AFFAIRE FALAKAOĞLU c. TURQUIE

 

 

(Requête no 77365/01)

 

 

ARRÊT

 

 

STRASBOURG

 

 

26 avril 2005

 

 

 

DÉFINITIF

 

26/07/2005

 

 

 

 

Cet arrêt deviendra définitif dans les conditions définies à l’article 44 § 2 de la Convention. Il peut subir des retouches de forme.


En l’affaire Falakaoğlu c. Turquie,

La Cour européenne des Droits de l’Homme (deuxième section), siégeant en une chambre composée de :

          MM.  J.-P. Costa, président,
                   I. Cabral Barreto,
                   R. Türmen,
                   V. Butkevych,
                   M. Ugrekhelidze,
          Mmes  E. Fura-Sandström,
                   D. Jočienė, juges,
et de M. S. Naismith, greffier adjoint de section,

Après en avoir délibéré en chambre du conseil le 31 mars 2005,

Rend l’arrêt que voici, adopté à cette date :

PROCÉDURE

1.  A l’origine de l’affaire se trouve une requête (no 77365/01) dirigée contre la République de Turquie et dont un ressortissant de cet Etat, M. Bülent Falakaoğlu (« le requérant »), a saisi la Cour le 22 octobre 2001 en vertu de l’article 34 de la Convention de sauvegarde des Droits de l’Homme et des Libertés fondamentales (« la Convention »).

2.  Le requérant est représenté par Me K.T. Sürek, avocat à Istanbul. Le gouvernement turc (« le Gouvernement ») n’a pas désigné d’agent pour la procédure devant la Cour.

3.  Le 5 juin 2003, la Cour a déclaré la requête partiellement irrecevable et a décidé de communiquer le restant de la requête au Gouvernement.

4.  Se prévalant de l’article 29 § 3 de la Convention, elle a décidé que seraient examinés en même temps la recevabilité et le fond de l’affaire.

EN FAIT

I.  LES CIRCONSTANCES DE L’ESPÈCE

5.  Le requérant est né en 1974 et réside à Istanbul. A l’époque des faits, il était rédacteur en chef du quotidien Yeni Evrensel, ayant son siège à Istanbul.

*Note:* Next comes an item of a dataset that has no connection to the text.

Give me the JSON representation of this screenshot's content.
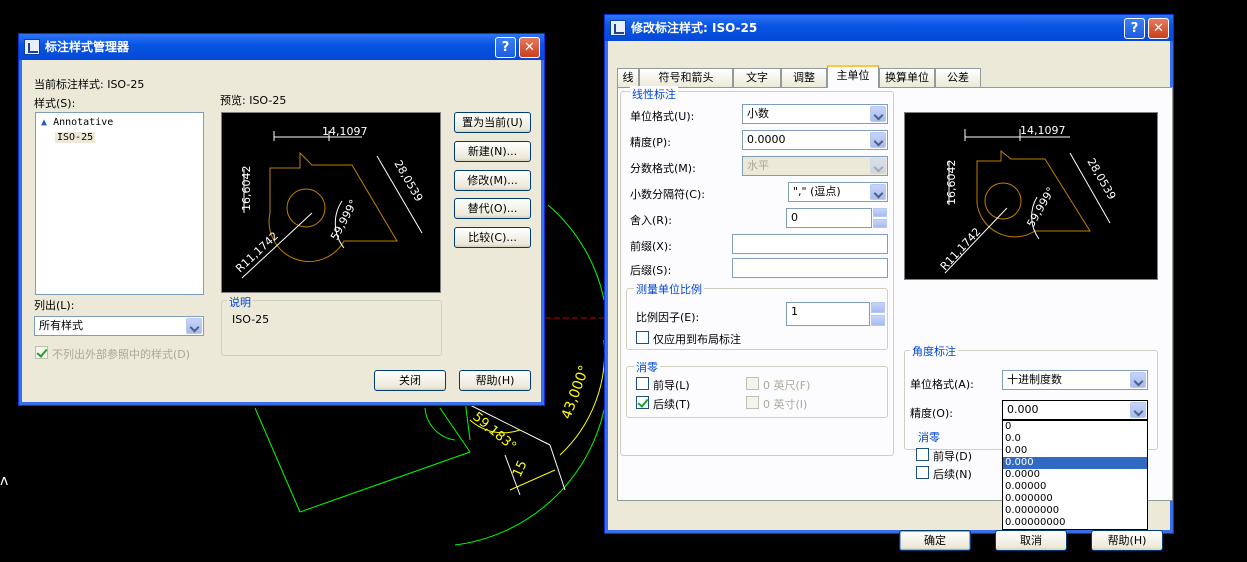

6.  Le 17 mars 2000, Yeni Evrensel publia dans son numéro 541, à la page 11, un article intitulé « Ateşten bir bayram Newroz » (« Newroz, une fête de feu »).

7.  L’article analysait les événements susceptibles de se produire lors de la fête de Newroz (fête du printemps et du nouvel an dans les traditions kurde et iranienne) qui devait se tenir peu après. L’auteur de l’article décrivait les origines de cette fête, le symbole de paix et de liberté qu’elle représentait aux yeux de tous les Kurdes, et portait une attention plus particulière au déroulement ainsi qu’à l’accueil virulent de cette fête en Turquie depuis les années 1990.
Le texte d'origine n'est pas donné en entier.